Just as the ambiguity found in many of the stories is not unusual in modern Korean literature, often references to various characters can be confusing. “His brother” or “her husband” may refer to several characters. Readers may have a hard time identifying characters that have no proper names. Further, the translator’s caveat bears repeating: these works share a certain “artlessness” that can result in a lack of refinement in expression and looseness of structure. While this creates a sense of immediacy and candor, readers unfamiliar with Korean modern fiction may be confused by relatively loose, unstructured plots coupled with frequent narrative comments on events and ideas.
Characters and narrators explore their myriad mixed feelings, with little sense of closure or resolution. This can only frustrate readers who expect pat endings. Such is the case of the young man in “That Winter of My Youth,” who finally embraces life, not suicide, after a long and harrowing journey across snowy fields to the sea. The life he ultimately chooses, one devoted to the pursuit of beauty, is not entirely happy; yet neither is it sad.

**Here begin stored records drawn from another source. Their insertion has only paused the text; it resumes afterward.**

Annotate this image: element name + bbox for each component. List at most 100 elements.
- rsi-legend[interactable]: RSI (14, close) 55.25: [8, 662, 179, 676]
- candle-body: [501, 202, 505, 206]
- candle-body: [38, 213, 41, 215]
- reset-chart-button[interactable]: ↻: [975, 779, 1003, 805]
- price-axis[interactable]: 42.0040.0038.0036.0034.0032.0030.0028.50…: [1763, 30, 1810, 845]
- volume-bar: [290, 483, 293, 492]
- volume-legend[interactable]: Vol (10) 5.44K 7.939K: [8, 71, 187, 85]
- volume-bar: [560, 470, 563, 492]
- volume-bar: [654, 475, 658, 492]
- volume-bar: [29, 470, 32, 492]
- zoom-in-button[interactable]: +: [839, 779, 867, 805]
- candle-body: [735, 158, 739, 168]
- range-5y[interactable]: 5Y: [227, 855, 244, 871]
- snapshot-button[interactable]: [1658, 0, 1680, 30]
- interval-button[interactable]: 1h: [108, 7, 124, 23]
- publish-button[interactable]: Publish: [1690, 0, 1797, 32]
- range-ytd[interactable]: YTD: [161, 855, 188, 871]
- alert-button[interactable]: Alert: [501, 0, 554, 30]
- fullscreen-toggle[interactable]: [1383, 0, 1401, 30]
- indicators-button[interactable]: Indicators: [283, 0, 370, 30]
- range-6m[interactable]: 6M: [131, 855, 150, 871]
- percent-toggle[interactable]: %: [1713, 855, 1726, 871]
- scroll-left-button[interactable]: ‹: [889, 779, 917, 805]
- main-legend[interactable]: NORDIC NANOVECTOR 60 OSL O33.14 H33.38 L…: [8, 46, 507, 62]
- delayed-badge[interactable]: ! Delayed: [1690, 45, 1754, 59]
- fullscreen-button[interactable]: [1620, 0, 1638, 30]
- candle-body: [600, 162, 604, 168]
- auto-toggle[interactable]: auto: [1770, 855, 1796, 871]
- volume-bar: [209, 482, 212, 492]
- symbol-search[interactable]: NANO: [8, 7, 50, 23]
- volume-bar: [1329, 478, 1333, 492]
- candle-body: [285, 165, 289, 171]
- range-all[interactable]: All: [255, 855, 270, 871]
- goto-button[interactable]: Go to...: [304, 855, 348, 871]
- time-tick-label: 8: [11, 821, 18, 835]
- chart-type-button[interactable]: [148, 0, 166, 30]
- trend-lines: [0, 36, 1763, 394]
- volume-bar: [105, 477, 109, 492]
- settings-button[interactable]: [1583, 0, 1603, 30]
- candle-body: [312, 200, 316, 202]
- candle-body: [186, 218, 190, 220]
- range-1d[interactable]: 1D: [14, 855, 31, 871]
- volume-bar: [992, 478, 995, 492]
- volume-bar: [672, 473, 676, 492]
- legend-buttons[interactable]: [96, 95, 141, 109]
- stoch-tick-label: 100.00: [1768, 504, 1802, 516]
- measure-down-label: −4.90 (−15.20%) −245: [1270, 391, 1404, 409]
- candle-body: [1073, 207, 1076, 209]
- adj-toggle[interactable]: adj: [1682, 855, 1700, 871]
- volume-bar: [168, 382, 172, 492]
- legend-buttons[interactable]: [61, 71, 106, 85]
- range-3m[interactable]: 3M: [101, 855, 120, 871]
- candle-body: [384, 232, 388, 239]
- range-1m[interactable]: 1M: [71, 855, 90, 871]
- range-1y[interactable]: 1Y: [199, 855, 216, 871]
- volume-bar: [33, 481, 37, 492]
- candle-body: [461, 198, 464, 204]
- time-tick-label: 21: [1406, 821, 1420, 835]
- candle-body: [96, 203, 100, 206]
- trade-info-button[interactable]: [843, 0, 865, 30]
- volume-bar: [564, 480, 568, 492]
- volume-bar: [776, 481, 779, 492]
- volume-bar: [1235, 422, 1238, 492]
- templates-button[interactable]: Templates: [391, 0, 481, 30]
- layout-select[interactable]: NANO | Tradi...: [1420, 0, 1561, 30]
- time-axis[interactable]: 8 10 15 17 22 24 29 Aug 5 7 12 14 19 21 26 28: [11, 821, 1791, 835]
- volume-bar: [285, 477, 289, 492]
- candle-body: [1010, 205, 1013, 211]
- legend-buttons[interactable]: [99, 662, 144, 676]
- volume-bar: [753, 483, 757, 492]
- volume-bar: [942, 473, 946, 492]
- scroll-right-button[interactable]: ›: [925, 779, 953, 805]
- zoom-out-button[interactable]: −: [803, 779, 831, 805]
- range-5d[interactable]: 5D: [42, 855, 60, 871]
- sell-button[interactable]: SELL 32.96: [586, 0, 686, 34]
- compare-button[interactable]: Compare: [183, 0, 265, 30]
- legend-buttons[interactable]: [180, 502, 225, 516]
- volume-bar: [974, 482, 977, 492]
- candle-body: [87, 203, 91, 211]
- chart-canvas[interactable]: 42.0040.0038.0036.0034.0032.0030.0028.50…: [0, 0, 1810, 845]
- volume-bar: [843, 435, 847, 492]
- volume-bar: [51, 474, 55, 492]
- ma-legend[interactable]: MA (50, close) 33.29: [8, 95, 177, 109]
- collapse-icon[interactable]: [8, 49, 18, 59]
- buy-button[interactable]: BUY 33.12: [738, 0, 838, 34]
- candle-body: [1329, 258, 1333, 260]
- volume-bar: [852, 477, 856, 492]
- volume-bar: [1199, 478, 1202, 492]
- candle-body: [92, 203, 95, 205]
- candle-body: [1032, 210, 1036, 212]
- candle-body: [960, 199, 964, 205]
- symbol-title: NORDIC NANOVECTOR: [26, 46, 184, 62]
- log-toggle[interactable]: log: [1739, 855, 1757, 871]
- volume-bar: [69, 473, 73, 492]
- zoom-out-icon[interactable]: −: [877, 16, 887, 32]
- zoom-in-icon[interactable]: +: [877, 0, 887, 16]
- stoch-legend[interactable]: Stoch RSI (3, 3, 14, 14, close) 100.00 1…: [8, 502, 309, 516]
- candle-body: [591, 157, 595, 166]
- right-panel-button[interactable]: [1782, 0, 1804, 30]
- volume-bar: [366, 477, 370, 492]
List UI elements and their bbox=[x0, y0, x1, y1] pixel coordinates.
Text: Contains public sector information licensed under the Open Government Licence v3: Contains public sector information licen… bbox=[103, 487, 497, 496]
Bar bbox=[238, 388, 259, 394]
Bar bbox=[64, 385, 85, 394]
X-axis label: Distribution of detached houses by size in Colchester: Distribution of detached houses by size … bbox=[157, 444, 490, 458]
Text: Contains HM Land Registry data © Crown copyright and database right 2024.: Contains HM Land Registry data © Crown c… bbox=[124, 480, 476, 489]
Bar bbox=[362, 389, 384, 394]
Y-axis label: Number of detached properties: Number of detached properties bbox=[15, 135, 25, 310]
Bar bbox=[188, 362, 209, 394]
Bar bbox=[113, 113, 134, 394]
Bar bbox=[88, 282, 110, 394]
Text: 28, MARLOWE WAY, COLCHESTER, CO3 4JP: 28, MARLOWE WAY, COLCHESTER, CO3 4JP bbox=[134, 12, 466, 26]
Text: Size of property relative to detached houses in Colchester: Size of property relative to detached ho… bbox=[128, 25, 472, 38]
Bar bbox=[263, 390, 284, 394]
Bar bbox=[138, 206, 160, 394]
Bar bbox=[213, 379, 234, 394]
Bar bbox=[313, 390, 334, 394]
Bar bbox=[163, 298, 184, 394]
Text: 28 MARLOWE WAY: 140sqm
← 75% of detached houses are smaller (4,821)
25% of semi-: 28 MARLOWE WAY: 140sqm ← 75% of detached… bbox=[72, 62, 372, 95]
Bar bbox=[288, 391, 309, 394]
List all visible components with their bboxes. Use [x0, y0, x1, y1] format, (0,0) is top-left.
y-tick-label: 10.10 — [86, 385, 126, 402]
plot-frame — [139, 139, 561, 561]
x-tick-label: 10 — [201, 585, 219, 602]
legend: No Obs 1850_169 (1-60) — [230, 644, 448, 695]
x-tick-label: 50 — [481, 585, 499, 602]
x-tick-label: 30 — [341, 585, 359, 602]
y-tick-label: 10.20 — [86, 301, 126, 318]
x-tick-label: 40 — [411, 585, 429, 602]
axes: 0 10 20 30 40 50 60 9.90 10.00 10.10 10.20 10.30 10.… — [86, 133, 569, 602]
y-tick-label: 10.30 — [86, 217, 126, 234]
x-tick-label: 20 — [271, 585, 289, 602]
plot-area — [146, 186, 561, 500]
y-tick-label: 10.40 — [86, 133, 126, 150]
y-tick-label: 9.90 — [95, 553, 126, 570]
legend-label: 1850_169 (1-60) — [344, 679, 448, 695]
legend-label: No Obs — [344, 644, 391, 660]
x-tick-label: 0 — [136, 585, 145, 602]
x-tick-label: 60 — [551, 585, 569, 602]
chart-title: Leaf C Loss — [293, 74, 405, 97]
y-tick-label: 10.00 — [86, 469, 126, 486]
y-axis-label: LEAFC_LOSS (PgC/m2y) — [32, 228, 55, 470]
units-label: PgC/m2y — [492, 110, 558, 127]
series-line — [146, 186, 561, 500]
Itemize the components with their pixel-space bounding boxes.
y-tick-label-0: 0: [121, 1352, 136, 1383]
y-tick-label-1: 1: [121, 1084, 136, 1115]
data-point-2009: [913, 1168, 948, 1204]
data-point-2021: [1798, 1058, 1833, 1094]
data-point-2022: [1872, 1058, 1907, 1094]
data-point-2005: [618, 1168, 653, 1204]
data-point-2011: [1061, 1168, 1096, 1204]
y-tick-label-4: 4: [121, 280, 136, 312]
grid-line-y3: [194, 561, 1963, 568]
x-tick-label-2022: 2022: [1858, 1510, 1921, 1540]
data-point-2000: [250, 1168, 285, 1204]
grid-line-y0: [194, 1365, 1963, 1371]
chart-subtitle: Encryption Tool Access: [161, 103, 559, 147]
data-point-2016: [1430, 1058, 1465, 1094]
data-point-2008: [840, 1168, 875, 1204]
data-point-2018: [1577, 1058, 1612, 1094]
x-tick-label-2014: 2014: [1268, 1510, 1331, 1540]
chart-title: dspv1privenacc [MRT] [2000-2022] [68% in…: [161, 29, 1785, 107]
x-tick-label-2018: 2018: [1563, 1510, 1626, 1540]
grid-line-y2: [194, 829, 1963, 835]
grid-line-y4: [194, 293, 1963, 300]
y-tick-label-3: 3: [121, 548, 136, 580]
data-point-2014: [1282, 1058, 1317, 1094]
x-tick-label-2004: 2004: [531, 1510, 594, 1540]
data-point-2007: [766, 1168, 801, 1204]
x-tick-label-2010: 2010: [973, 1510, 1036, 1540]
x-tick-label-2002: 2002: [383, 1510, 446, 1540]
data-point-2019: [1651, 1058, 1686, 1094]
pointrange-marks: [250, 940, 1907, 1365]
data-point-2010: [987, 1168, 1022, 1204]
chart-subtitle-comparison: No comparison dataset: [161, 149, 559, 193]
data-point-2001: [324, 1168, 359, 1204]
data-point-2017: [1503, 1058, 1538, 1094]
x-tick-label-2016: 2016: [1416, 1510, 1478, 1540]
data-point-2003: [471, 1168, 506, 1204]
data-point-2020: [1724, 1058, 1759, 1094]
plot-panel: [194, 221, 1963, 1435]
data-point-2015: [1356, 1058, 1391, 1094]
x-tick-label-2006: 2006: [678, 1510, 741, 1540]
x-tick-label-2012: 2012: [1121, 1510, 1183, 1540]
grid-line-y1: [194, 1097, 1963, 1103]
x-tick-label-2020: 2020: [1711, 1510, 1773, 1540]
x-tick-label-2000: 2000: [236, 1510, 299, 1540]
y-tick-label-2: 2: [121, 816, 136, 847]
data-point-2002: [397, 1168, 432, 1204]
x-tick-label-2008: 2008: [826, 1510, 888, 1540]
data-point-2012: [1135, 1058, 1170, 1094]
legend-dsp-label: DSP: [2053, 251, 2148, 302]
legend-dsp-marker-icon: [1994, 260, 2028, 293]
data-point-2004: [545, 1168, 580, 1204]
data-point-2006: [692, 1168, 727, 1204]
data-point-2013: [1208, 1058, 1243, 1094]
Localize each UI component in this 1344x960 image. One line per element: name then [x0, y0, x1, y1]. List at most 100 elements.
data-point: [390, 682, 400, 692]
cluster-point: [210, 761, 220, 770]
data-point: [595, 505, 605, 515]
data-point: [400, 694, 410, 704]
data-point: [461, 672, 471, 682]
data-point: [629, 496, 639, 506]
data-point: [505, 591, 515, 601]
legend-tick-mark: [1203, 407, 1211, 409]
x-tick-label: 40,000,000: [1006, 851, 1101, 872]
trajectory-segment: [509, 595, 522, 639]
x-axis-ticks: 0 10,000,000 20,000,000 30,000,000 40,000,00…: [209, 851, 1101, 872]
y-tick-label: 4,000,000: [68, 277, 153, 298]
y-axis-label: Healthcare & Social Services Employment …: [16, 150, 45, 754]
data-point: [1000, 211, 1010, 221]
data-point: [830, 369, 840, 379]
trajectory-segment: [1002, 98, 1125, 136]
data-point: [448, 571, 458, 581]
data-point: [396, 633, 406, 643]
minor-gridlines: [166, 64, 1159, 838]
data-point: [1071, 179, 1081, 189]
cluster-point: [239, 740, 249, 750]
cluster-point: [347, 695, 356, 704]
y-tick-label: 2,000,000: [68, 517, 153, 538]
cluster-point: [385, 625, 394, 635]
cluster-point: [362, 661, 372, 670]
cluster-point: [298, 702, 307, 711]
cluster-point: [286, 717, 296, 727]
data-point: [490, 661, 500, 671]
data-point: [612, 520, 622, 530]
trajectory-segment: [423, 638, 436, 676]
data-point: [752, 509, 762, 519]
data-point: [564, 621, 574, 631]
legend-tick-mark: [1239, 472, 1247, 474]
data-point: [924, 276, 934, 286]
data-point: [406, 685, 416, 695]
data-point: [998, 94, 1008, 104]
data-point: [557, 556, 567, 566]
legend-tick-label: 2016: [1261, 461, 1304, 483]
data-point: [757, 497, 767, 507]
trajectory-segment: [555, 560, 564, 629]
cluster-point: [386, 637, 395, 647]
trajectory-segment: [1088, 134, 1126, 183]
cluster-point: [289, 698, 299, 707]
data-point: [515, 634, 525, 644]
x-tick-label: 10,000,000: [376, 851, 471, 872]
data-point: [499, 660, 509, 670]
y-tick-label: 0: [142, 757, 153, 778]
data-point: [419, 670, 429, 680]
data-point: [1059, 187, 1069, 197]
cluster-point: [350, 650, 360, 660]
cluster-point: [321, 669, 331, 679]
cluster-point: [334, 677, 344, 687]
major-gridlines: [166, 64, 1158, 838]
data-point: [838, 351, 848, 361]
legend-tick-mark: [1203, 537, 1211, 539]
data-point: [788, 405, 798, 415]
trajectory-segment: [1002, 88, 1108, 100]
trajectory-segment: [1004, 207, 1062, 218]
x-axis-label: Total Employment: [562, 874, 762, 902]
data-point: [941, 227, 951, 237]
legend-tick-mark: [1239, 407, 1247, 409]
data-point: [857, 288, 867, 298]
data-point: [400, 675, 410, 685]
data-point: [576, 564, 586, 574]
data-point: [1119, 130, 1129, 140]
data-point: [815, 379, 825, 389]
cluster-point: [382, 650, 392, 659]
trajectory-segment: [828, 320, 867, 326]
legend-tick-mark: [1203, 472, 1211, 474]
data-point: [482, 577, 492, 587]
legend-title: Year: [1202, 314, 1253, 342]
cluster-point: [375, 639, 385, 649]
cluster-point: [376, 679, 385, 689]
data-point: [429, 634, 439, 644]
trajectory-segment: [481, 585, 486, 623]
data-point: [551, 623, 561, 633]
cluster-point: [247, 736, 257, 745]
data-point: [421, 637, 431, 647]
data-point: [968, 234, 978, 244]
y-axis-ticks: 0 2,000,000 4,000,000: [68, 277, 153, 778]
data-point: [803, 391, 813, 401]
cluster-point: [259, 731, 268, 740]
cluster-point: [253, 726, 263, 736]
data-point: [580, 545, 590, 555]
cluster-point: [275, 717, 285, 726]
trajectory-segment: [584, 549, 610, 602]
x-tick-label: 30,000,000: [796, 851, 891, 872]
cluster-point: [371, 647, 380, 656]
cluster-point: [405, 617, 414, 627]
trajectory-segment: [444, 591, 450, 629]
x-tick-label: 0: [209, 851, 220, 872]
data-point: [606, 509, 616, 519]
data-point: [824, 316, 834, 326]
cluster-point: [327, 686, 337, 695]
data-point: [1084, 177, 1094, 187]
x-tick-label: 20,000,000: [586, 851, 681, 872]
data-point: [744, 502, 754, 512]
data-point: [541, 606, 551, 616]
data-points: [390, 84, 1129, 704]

The language of these stories is reserved and a bit formal, perhaps more reflective of the translation than of Korean usage or the writing style of the authors. Supernatural events sometimes
occur in otherwise realistic works, such as in “The Image of Mija,” in which a man who dies has been summoned by the ghost of his wife, or when an old woman speaks to a snake that embodies the spirit of a dead youth in “The Rainy Spell.” While this may be perfectly acceptable to most Korean readers, it may not work for some Western readers.
Even though many of these stories are widely read in Korea, and some, such as “My Idiot Uncle” and “The Underground Village,” are recommended readings for Korean high school students, other selections may be inappropriate for precollegiate students not only because of their unfamiliar style and content, but also because of references to such sensitive subjects as sex and wife beating.
Finally, despite many helpful footnotes explaining aspects of Korean culture—such as the structure of houses, kinship customs, and historical and geographical references—even experienced readers may find it difficult to appreciate the nuances and innate Korean nature of many of the stories without additional background.
Nevertheless, readers should not be deterred from experiencing this very clear and readable translation. But, success in teaching this book to students with no knowledge of the Korean language and little familiarity with Korean history and culture will depend, as always, on the experience and ability of the teacher, who can provide the cultural context. However, with such a teacher, students will learn a great deal about Korea and its people, past and present.